Recipes are becoming more than a set of instructions, they are becoming more direct commerce vehicles. AllRecipes launched shoppable recipe lists through AmazonFresh earlier this year. And as same day delivery companies like Instacart expand, recipes are no longer constrained by what people have in the kitchen. With instant gratification increasingly available, inspiring recipes can inspire people to pay for the tools and ingredients immediately.

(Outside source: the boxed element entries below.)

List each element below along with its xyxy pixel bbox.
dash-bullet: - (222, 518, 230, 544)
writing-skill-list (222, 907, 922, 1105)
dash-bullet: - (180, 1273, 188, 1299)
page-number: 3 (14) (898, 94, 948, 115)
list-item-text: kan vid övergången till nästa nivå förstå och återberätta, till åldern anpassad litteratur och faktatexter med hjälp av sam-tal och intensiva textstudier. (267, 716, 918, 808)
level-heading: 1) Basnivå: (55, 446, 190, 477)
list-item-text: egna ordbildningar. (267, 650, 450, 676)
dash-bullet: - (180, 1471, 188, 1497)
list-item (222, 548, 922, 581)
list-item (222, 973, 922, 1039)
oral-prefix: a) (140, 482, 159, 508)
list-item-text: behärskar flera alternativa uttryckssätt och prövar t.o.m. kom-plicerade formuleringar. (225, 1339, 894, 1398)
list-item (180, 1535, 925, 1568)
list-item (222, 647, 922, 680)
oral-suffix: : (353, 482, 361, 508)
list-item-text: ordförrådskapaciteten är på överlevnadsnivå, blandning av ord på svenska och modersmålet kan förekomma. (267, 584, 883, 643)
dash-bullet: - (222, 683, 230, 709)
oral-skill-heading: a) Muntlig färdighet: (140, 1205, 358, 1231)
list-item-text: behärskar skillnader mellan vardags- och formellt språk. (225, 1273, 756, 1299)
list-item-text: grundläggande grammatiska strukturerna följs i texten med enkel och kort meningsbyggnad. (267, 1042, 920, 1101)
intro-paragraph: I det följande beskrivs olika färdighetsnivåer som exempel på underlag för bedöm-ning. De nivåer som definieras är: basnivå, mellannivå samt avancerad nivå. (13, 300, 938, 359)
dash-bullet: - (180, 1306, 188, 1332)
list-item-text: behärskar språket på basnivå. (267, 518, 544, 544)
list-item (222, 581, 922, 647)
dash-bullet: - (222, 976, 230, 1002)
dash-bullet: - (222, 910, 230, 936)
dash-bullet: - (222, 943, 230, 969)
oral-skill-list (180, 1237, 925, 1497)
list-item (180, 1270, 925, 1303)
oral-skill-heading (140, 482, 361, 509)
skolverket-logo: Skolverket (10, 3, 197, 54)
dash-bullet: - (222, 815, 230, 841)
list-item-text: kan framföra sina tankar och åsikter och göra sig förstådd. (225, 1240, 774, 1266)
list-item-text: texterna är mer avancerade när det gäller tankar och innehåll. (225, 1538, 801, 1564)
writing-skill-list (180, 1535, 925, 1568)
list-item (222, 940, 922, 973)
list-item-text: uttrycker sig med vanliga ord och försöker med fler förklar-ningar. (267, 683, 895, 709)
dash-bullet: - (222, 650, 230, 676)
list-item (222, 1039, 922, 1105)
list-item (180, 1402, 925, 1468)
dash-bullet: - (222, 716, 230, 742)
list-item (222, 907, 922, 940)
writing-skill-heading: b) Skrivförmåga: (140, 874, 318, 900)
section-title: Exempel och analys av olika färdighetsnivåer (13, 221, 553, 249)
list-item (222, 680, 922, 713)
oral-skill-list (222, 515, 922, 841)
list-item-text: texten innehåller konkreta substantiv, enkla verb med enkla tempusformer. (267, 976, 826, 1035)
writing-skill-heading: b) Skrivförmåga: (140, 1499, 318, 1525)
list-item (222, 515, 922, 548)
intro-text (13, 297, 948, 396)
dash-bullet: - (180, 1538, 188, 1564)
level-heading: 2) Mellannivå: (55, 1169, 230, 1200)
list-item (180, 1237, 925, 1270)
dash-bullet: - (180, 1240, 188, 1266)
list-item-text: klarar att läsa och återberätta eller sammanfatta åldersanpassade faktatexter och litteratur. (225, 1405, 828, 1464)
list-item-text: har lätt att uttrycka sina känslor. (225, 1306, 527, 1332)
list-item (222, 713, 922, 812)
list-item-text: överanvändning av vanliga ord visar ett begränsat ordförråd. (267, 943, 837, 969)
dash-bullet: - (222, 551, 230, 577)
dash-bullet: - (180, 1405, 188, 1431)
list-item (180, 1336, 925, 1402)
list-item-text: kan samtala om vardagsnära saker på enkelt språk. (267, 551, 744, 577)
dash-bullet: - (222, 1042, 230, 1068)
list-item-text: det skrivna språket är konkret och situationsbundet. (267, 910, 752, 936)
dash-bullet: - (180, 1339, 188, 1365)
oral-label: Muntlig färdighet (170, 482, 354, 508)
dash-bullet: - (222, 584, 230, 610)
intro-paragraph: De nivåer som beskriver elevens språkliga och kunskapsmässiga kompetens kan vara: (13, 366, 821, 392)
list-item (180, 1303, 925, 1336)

But this also sets the stage for BuzzFeed to expand it’s own hardware ambitions. As the company missed revenue targets, it is expanding its Product Labs, which created the Tasty One Top induction cooking device. From a memo BuzzFeed CEO Jonah Peretti sent out to employees:

“Finally, we are expanding our Product Labs business, which exceeded our expectations in its first full year of operations, into BuzzFeed Commerce which has a strong lineup of new licensing and commerce partnerships, and new products for 2018. BuzzFeed Commerce will work closely with our new BuzzFeed Media Brands team to create new opportunities for our brands in the way it has with Tasty.”

Partnering with Walmart lets BuzzFeed use Tasty as a way to convert the eyeballs of its massive audience into consumers who buy the $149 One Top, or whatever BuzzFeed-branded cooking implement the company wants to create.

BuzzFeed has proven adept at navigating rapidly changing technology trends and fickle attention spans. This deal with Walmart is another great example of the company’s nimbleness by expanding the utility of Tasty in a way that is organic to the experience and potentially adding to the bottom line.